Il Ministro ha dato mandato di aprire un’inchiesta amministrativa, per verificare se a Bari vi sia stata un’azione del procuratore capo Laudati tesa a ritardare la chiusura dell’indagine sul giro di denaro che dal premier, passando per il faccendiere Lavitola, è arrivato all’imprenditore della sanità barese Gianpaolo Tarantini.

A Napoli gli ispettori indagheranno sul decreto con cui i pm hanno sollevato dal segreto professionale l’avvocato Nicola Quaranta, uno dei legali di Tarantini e verificheranno l’origine della fuga di notizie su una delle intercettazioni tra Lavitola e Berlusconi che, prima ancora che fosse depositata agli atti, è stata pubblicata dal settimanale L’Espresso. Per intenderci, si tratta della telefonata in cui il premier consigliava a Lavitola di non rientrare in Italia, perchè tanto “vi scagionerò tutti”.
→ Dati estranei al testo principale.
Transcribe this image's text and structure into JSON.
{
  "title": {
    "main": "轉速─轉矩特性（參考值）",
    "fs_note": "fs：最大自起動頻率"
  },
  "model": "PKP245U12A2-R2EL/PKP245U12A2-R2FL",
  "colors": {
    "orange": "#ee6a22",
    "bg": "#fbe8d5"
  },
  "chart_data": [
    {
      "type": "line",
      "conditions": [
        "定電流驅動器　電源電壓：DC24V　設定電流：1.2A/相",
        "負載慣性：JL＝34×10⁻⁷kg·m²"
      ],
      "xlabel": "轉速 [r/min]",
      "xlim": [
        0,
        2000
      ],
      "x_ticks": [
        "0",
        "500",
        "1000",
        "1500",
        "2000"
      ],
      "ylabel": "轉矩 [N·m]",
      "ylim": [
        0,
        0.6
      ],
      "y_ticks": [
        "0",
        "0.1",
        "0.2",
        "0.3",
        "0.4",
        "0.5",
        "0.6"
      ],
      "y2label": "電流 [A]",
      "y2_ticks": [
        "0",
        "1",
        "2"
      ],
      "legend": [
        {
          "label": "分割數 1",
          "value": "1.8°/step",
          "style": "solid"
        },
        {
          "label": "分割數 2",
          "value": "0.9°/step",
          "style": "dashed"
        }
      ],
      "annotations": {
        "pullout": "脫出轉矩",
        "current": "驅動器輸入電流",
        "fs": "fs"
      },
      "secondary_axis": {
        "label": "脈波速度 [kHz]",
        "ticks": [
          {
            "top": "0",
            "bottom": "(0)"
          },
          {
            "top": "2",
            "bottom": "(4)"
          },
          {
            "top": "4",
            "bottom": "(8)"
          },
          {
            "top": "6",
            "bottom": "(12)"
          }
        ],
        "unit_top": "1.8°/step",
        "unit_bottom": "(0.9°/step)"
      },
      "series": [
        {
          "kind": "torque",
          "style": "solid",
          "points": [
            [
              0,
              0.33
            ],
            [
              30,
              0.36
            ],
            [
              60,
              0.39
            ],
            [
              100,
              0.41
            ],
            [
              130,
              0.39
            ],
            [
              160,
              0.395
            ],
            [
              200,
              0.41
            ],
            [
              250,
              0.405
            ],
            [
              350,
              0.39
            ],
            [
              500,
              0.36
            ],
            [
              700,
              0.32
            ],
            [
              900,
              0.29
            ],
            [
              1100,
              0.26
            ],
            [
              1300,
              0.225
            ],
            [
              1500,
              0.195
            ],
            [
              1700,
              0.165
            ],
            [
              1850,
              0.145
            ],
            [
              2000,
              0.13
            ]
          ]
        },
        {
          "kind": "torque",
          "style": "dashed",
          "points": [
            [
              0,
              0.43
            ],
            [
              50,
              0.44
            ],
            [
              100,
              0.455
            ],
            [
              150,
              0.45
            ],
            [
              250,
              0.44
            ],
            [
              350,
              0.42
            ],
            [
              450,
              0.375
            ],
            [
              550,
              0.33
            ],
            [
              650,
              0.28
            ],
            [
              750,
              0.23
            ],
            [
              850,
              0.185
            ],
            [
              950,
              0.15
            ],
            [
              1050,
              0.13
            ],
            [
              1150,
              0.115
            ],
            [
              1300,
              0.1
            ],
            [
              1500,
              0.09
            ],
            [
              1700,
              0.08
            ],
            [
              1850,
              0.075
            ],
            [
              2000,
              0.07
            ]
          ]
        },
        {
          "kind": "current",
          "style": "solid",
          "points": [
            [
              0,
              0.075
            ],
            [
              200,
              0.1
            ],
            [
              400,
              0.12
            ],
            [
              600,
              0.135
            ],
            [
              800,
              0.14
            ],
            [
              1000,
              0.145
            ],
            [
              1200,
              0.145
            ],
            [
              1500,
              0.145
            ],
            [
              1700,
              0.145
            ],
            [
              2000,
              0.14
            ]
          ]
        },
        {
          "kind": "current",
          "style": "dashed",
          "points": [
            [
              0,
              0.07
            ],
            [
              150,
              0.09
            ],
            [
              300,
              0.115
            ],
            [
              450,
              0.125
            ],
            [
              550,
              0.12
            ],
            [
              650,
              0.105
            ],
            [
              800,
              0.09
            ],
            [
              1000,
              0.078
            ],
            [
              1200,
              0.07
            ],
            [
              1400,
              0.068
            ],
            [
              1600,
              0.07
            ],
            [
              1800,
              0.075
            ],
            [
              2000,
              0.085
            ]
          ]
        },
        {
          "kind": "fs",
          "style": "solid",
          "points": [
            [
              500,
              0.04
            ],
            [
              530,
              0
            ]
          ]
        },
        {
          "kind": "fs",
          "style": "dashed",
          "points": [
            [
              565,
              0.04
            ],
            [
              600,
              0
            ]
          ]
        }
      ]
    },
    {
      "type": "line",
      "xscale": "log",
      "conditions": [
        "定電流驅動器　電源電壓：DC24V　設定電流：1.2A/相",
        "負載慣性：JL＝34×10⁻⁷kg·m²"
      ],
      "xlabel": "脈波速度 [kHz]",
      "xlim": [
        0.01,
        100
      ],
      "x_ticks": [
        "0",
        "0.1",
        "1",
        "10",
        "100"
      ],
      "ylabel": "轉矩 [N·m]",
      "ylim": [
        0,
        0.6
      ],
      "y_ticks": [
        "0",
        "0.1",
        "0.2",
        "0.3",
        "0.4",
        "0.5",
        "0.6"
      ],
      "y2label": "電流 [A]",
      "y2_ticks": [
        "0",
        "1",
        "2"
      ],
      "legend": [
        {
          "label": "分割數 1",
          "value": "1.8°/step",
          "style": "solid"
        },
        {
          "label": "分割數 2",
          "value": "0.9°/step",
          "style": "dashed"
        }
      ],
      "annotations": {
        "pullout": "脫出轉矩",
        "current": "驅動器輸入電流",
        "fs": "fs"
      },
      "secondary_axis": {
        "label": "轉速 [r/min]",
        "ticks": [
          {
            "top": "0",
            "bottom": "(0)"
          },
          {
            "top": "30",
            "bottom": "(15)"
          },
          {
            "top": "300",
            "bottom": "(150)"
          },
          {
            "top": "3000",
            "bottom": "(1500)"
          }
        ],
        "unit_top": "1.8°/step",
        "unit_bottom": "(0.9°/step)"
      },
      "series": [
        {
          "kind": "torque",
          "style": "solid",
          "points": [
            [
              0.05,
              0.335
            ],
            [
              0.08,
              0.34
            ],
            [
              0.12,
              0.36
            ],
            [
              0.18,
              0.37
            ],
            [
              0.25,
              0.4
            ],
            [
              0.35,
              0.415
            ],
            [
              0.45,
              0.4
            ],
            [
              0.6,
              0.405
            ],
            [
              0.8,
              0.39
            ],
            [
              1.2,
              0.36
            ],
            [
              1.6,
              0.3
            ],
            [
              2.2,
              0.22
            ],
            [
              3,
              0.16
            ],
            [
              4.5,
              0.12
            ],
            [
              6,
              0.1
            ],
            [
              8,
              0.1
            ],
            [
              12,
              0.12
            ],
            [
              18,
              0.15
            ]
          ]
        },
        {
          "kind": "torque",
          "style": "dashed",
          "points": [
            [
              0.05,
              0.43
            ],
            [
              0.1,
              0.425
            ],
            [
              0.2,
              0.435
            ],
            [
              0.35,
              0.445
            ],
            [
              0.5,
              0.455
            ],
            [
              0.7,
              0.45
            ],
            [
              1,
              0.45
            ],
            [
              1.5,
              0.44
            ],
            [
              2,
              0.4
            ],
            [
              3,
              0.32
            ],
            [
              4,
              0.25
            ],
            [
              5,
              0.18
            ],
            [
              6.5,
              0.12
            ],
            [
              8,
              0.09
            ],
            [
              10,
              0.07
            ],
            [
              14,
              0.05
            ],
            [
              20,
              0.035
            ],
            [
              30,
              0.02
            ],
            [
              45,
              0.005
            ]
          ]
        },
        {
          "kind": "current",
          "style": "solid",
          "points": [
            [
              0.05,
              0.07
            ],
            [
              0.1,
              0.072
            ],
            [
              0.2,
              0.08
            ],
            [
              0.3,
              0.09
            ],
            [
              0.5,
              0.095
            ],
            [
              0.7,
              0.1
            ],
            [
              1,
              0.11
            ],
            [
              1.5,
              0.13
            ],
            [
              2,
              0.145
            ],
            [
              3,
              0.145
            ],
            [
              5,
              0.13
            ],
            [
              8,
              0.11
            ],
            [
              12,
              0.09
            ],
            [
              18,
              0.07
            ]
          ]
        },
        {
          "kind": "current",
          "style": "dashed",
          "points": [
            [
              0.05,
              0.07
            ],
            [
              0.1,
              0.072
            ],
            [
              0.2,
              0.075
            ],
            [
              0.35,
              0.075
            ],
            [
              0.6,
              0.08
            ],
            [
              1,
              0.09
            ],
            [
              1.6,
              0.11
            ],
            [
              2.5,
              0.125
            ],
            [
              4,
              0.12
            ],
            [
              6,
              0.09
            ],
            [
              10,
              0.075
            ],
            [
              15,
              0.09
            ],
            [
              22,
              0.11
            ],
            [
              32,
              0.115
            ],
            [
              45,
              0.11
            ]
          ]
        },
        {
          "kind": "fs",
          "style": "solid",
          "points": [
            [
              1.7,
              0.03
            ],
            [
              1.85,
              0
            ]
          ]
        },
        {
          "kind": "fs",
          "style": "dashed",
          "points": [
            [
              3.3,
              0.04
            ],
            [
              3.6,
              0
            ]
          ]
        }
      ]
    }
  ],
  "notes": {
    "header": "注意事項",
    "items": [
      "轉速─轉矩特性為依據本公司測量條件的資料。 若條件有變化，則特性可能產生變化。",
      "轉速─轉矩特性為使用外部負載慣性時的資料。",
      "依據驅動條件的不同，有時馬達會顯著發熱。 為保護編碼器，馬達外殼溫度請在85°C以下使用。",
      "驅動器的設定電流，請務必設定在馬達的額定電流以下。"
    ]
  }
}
In realtà il primo settimanale a rivelare, nell’agosto scorso, l’esistenza di un’inchiesta sul presunto ricatto di Lavitola e Tarantini al Presidente del Consiglio fu Panorama, edito Mondadori, il cui caso non compare però tra le motivazioni della richiesta di ispezione. Infine, c’è da chiarire la revoca della competenza ad indagare decisa dal Tribunale di Napoli.

Non sono mancate reazioni immediate dall’opposizione: “Il Pdl chiama, Nitto Palma risponde – ha dichiarato  il capogruppo dell’Italia dei Valori alla Camera Massimo Donadiè bastato che Gasparri e Cicchitto chiedessero l’invio degli ispettori e subito il ministro Nitto Palma lo ha disposto”.